Former residents of the Working Girls Dorm at
reunion dinner (2012)
Working Girls' Dorm

Location: 510 South Kansas Avenue, Topeka, Kansas, USA

Opened: 1949

Closed: Mid 1950s? Later?


From the Topeka Capital-Journal, May 29, 2012:



The dorm, 510 S. Kansas Ave., was started in 1949 after the YWCA ran out of room. For $10 a week, 40 girls at a time had room and board.

Laura Hobrock, who lived in the working girls’ dorm for more than three years in the early 1950s, made about $100 a month working in a state office. While the $10 a week rent was sometimes difficult to make, she said, it was still very reasonable.

For the dozen women who met Tuesday for their 10th anniversary gathering at McFarland’s restaurant, 4113 S.W. Huntoon, the dorm was the only way they were able to move to Topeka for work. All of them came from small Kansas communities, from Valley Falls to Osage City and even farther, and the dorm provided a safe environment, as well as camaraderie.

There was always someone to go with you to a movie at the Gem Theater. At a furniture store across the street you could listen to records for free. And the restaurants, the women say, were wonderful.

Hobrock said Evelyn Cox, who the girls called “Mom Cox,” always knew what the girls were doing and what shifts they worked. Her room was right inside the dorm’s door, and her door was never closed. The girls always knew when they were getting too loud, because Mom Cox would whistle.

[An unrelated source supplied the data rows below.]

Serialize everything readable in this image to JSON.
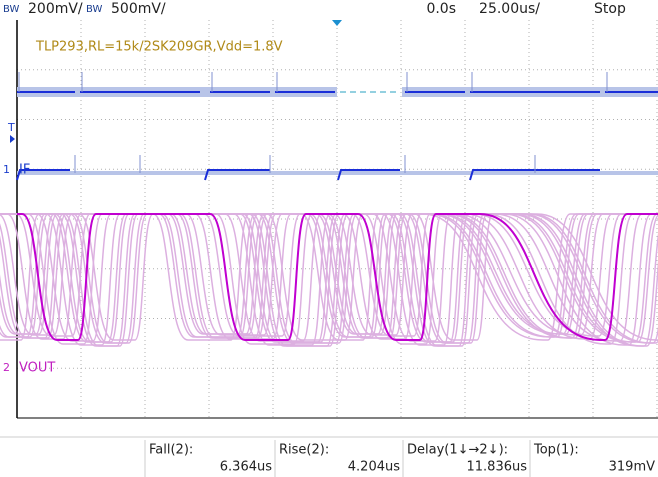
{
  "header": {
    "ch1_bw": "BW",
    "ch1_scale": "200mV/",
    "ch2_bw": "BW",
    "ch2_scale": "500mV/",
    "time_offset": "0.0s",
    "time_scale": "25.00us/",
    "status": "Stop"
  },
  "screen": {
    "annotation": "TLP293,RL=15k/2SK209GR,Vdd=1.8V",
    "trigger_label": "T",
    "channels": [
      {
        "number": "1",
        "label": "IF"
      },
      {
        "number": "2",
        "label": "VOUT"
      }
    ]
  },
  "measurements": [
    {
      "name": "Fall(2):",
      "value": "6.364us"
    },
    {
      "name": "Rise(2):",
      "value": "4.204us"
    },
    {
      "name": "Delay(1↓→2↓):",
      "value": "11.836us"
    },
    {
      "name": "Top(1):",
      "value": "319mV"
    }
  ]
}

The flood of 1951? Some of these women remember going up on the roof of a tall downtown building to look at the rising water and hear men evacuating the area near S. Kansas and 3rd, just a couple of blocks away, over megaphones.

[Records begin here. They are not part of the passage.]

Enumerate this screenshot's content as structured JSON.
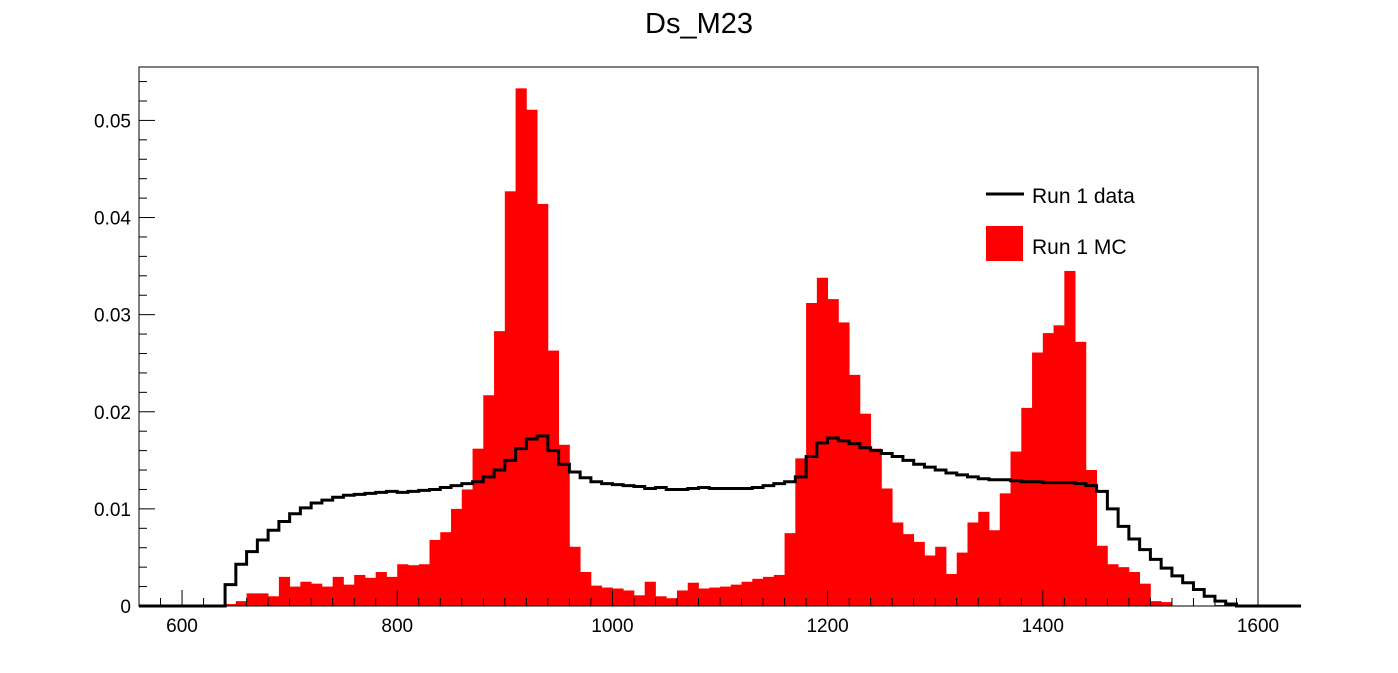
{
  "chart_data": {
    "type": "histogram",
    "title": "Ds_M23",
    "xlabel": "",
    "ylabel": "",
    "xlim": [
      560,
      1600
    ],
    "ylim": [
      0,
      0.0555
    ],
    "xticks": [
      600,
      800,
      1000,
      1200,
      1400,
      1600
    ],
    "yticks": [
      0,
      0.01,
      0.02,
      0.03,
      0.04,
      0.05
    ],
    "ytick_labels": [
      "0",
      "0.01",
      "0.02",
      "0.03",
      "0.04",
      "0.05"
    ],
    "bin_start": 560,
    "bin_width": 10,
    "grid": false,
    "legend_position": "top-right",
    "series": [
      {
        "name": "Run 1 data",
        "style": "line-step",
        "color": "#000000",
        "values": [
          0,
          0,
          0,
          0,
          0,
          0,
          0,
          0,
          0.0022,
          0.0043,
          0.0056,
          0.0068,
          0.0078,
          0.0087,
          0.0095,
          0.0101,
          0.0106,
          0.0109,
          0.0112,
          0.0114,
          0.0115,
          0.0116,
          0.0117,
          0.0118,
          0.0117,
          0.0118,
          0.0119,
          0.012,
          0.0122,
          0.0124,
          0.0126,
          0.0128,
          0.0133,
          0.014,
          0.015,
          0.0162,
          0.0172,
          0.0175,
          0.016,
          0.0146,
          0.0138,
          0.0132,
          0.0128,
          0.0126,
          0.0125,
          0.0124,
          0.0123,
          0.0121,
          0.0122,
          0.012,
          0.012,
          0.0121,
          0.0122,
          0.0121,
          0.0121,
          0.0121,
          0.0121,
          0.0122,
          0.0124,
          0.0126,
          0.0128,
          0.0133,
          0.0154,
          0.0168,
          0.0173,
          0.017,
          0.0167,
          0.0163,
          0.016,
          0.0157,
          0.0154,
          0.015,
          0.0146,
          0.0143,
          0.014,
          0.0137,
          0.0135,
          0.0133,
          0.0131,
          0.013,
          0.013,
          0.0129,
          0.0128,
          0.0128,
          0.0127,
          0.0127,
          0.0127,
          0.0126,
          0.0124,
          0.0118,
          0.01,
          0.0082,
          0.0069,
          0.0058,
          0.0048,
          0.0039,
          0.0031,
          0.0024,
          0.0017,
          0.001,
          0.0005,
          0.0002,
          0,
          0,
          0,
          0,
          0,
          0
        ]
      },
      {
        "name": "Run 1 MC",
        "style": "filled-bar",
        "color": "#ff0000",
        "values": [
          0,
          0,
          0,
          0,
          0,
          0,
          0,
          0,
          0.0002,
          0.0005,
          0.0013,
          0.0013,
          0.001,
          0.003,
          0.002,
          0.0025,
          0.0023,
          0.002,
          0.003,
          0.0022,
          0.0032,
          0.0029,
          0.0035,
          0.003,
          0.0043,
          0.0042,
          0.0043,
          0.0068,
          0.0076,
          0.01,
          0.012,
          0.0162,
          0.0217,
          0.0283,
          0.0427,
          0.0533,
          0.0511,
          0.0414,
          0.0263,
          0.0166,
          0.0061,
          0.0035,
          0.0021,
          0.0019,
          0.0018,
          0.0016,
          0.0011,
          0.0025,
          0.001,
          0.0008,
          0.0016,
          0.0024,
          0.0018,
          0.0019,
          0.002,
          0.0022,
          0.0025,
          0.0028,
          0.003,
          0.0032,
          0.0075,
          0.0152,
          0.0312,
          0.0338,
          0.0316,
          0.0292,
          0.0238,
          0.0198,
          0.0162,
          0.0121,
          0.0086,
          0.0074,
          0.0066,
          0.0052,
          0.0061,
          0.0033,
          0.0055,
          0.0086,
          0.0097,
          0.0078,
          0.0116,
          0.0159,
          0.0204,
          0.0261,
          0.0281,
          0.0289,
          0.0345,
          0.0272,
          0.014,
          0.0062,
          0.0043,
          0.004,
          0.0035,
          0.0023,
          0.0005,
          0.0004,
          0,
          0,
          0,
          0,
          0.0001,
          0,
          0,
          0,
          0,
          0,
          0,
          0
        ]
      }
    ]
  }
}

Others can tell stories of the labor strike at the Bell Telephone Co. in 1953. Leone Harries had only just started work at the company and hadn’t known there was a union, so she crossed the picket line to go to work. Vi Sklenicka, too, worked there and had to find a way to avoid the angry crowd of workers on strike.

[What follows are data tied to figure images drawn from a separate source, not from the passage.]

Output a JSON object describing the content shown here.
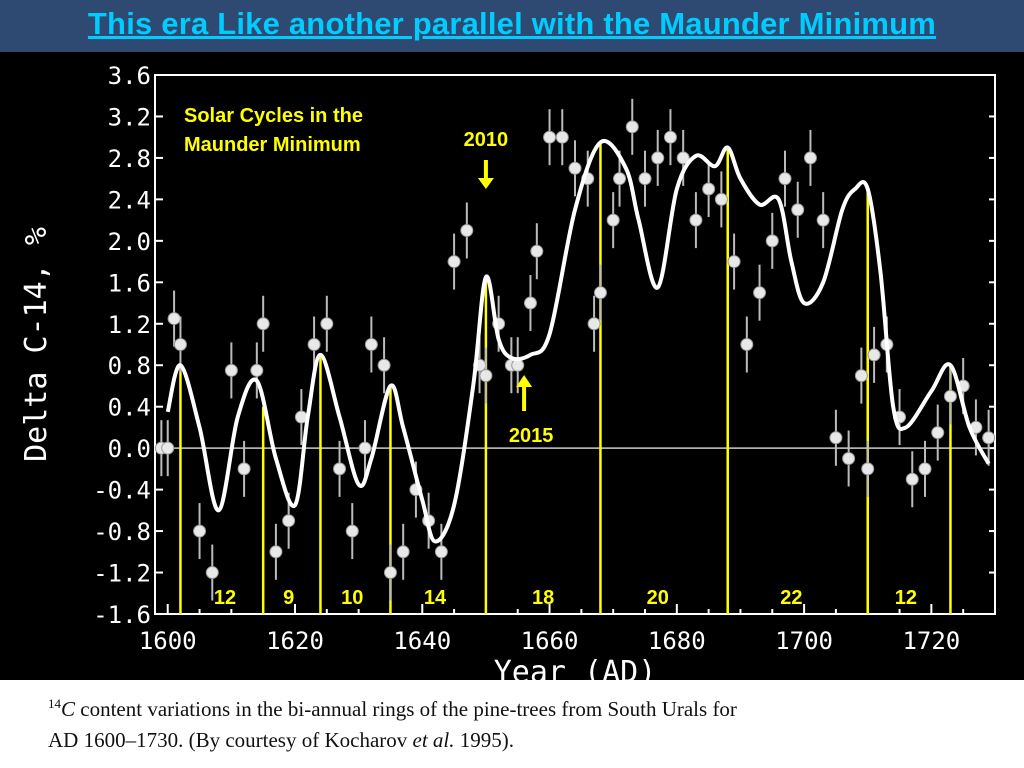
{
  "slide_title": "This era Like another parallel with the Maunder Minimum",
  "caption": {
    "sup": "14",
    "italic_c": "C",
    "line1": " content variations in the bi-annual rings of the pine-trees from South Urals for",
    "line2a": "AD 1600–1730. (By courtesy of Kocharov ",
    "line2_italic": "et al.",
    "line2b": " 1995)."
  },
  "colors": {
    "title": "#00ccff",
    "title_bar": "#2e4a73",
    "annotation": "#ffff00",
    "curve": "#ffffff"
  },
  "chart_data": {
    "type": "line",
    "xlabel": "Year (AD)",
    "ylabel": "Delta C-14, %",
    "xlim": [
      1598,
      1730
    ],
    "ylim": [
      -1.6,
      3.6
    ],
    "x_ticks": [
      "1600",
      "1620",
      "1640",
      "1660",
      "1680",
      "1700",
      "1720"
    ],
    "y_ticks": [
      "3.6",
      "3.2",
      "2.8",
      "2.4",
      "2.0",
      "1.6",
      "1.2",
      "0.8",
      "0.4",
      "0.0",
      "-0.4",
      "-0.8",
      "-1.2",
      "-1.6"
    ],
    "grid": false,
    "inset_label": [
      "Solar Cycles in the",
      "Maunder Minimum"
    ],
    "series": [
      {
        "x": [
          1600,
          1602,
          1605,
          1608,
          1611,
          1614,
          1617,
          1620,
          1622,
          1624,
          1627,
          1630,
          1632,
          1635,
          1637,
          1640,
          1642,
          1645,
          1648,
          1650,
          1652,
          1654,
          1657,
          1660,
          1664,
          1668,
          1672,
          1674,
          1677,
          1680,
          1683,
          1686,
          1688,
          1690,
          1693,
          1696,
          1698,
          1700,
          1703,
          1706,
          1708,
          1710,
          1712,
          1714,
          1716,
          1720,
          1723,
          1726,
          1729
        ],
        "y": [
          0.35,
          0.8,
          0.2,
          -0.6,
          0.3,
          0.65,
          -0.1,
          -0.55,
          0.3,
          0.9,
          0.3,
          -0.35,
          -0.1,
          0.6,
          0.2,
          -0.5,
          -0.9,
          -0.55,
          0.6,
          1.65,
          1.05,
          0.87,
          0.9,
          1.1,
          2.3,
          2.95,
          2.7,
          2.2,
          1.55,
          2.5,
          2.82,
          2.72,
          2.9,
          2.6,
          2.35,
          2.4,
          1.8,
          1.4,
          1.6,
          2.3,
          2.5,
          2.5,
          1.7,
          0.4,
          0.2,
          0.55,
          0.8,
          0.2,
          -0.15
        ]
      },
      {
        "x": [
          1599,
          1600,
          1601,
          1602,
          1605,
          1607,
          1610,
          1612,
          1614,
          1615,
          1617,
          1619,
          1621,
          1623,
          1625,
          1627,
          1629,
          1631,
          1632,
          1634,
          1635,
          1637,
          1639,
          1641,
          1643,
          1645,
          1647,
          1649,
          1650,
          1652,
          1654,
          1655,
          1657,
          1658,
          1660,
          1662,
          1664,
          1666,
          1667,
          1668,
          1670,
          1671,
          1673,
          1675,
          1677,
          1679,
          1681,
          1683,
          1685,
          1687,
          1689,
          1691,
          1693,
          1695,
          1697,
          1699,
          1701,
          1703,
          1705,
          1707,
          1709,
          1710,
          1711,
          1713,
          1715,
          1717,
          1719,
          1721,
          1723,
          1725,
          1727,
          1729
        ],
        "y": [
          0,
          0,
          1.25,
          1,
          -0.8,
          -1.2,
          0.75,
          -0.2,
          0.75,
          1.2,
          -1,
          -0.7,
          0.3,
          1,
          1.2,
          -0.2,
          -0.8,
          0,
          1,
          0.8,
          -1.2,
          -1,
          -0.4,
          -0.7,
          -1,
          1.8,
          2.1,
          0.8,
          0.7,
          1.2,
          0.8,
          0.8,
          1.4,
          1.9,
          3,
          3,
          2.7,
          2.6,
          1.2,
          1.5,
          2.2,
          2.6,
          3.1,
          2.6,
          2.8,
          3,
          2.8,
          2.2,
          2.5,
          2.4,
          1.8,
          1,
          1.5,
          2,
          2.6,
          2.3,
          2.8,
          2.2,
          0.1,
          -0.1,
          0.7,
          -0.2,
          0.9,
          1,
          0.3,
          -0.3,
          -0.2,
          0.15,
          0.5,
          0.6,
          0.2,
          0.1
        ]
      }
    ],
    "cycle_lines_x": [
      1602,
      1615,
      1624,
      1635,
      1650,
      1668,
      1688,
      1710,
      1723
    ],
    "cycle_lengths": [
      {
        "label": "12",
        "x": 1609
      },
      {
        "label": "9",
        "x": 1619
      },
      {
        "label": "10",
        "x": 1629
      },
      {
        "label": "14",
        "x": 1642
      },
      {
        "label": "18",
        "x": 1659
      },
      {
        "label": "20",
        "x": 1677
      },
      {
        "label": "22",
        "x": 1698
      },
      {
        "label": "12",
        "x": 1716
      }
    ],
    "annotations": [
      {
        "label": "2010",
        "x": 1650,
        "direction": "down"
      },
      {
        "label": "2015",
        "x": 1656,
        "direction": "up"
      }
    ]
  }
}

“I couldn’t understand why people were calling me such horrible things,” Sklenicka said, shaking her head.

Other girls at the dorm worked for The Topeka Daily Capital, Capper’s, Hallmark and state offices, or attended Clark’s Business School.

Most girls stayed in the dorm until they got married. Hobrock had several roommates leave her before it was finally her turn to leave one and head down the aisle.

These women now try to have a reunion twice a year — once after Memorial Day and once after Labor Day — to reminisce about their days in the dorm. They hope that publicizing the reunions will draw in more women with fond memories of old friends.

Another interesting fact? There was only one telephone, a pay phone, for the entire dorm.

“One phone among 40 girls,” said Vesta Gwaltney, laughing.